Another big problem is it’s hard to set objectives is many cases, and for example maybe your customer service chat still passes but comes across worse for a smaller model.
Id be careful is all.
You may also be getting a worse result for higher cost.
For a medical use case, we tested multiple Anthropic and OpenAI models as well as MedGemma. Pleasantly surprised when the LLM as Judge scored gpt5-mini as the clear winner. I don't think I would have considered using it for the specific use cases - assuming higher reasoning was necessary.
Still waiting on human evaluation to confirm the LLM Judge was correct.

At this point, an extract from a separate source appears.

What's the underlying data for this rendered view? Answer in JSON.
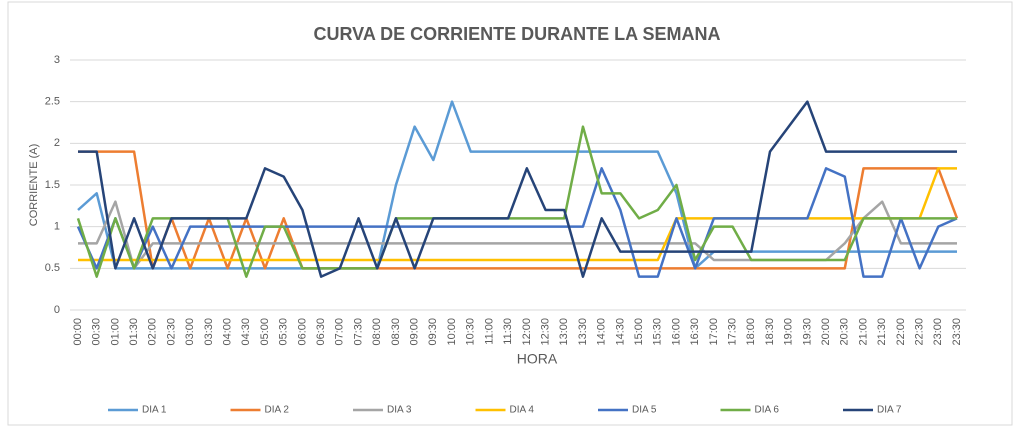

You're right. We did a few use cases and I have to admit that while customer service is easiest to explain, its where I'd also not choose the cheapest model for said reasons.
One point in favor of smaller/self-hosted LLMs: more consistent performance, and you control your upgrade cadence, not the model providers.
I'd push everyone to self-host models (even if it's on a shared compute arrangement), as no enterprise I've worked with is prepared for the churn of keeping up with the hosted model release/deprecation cadence.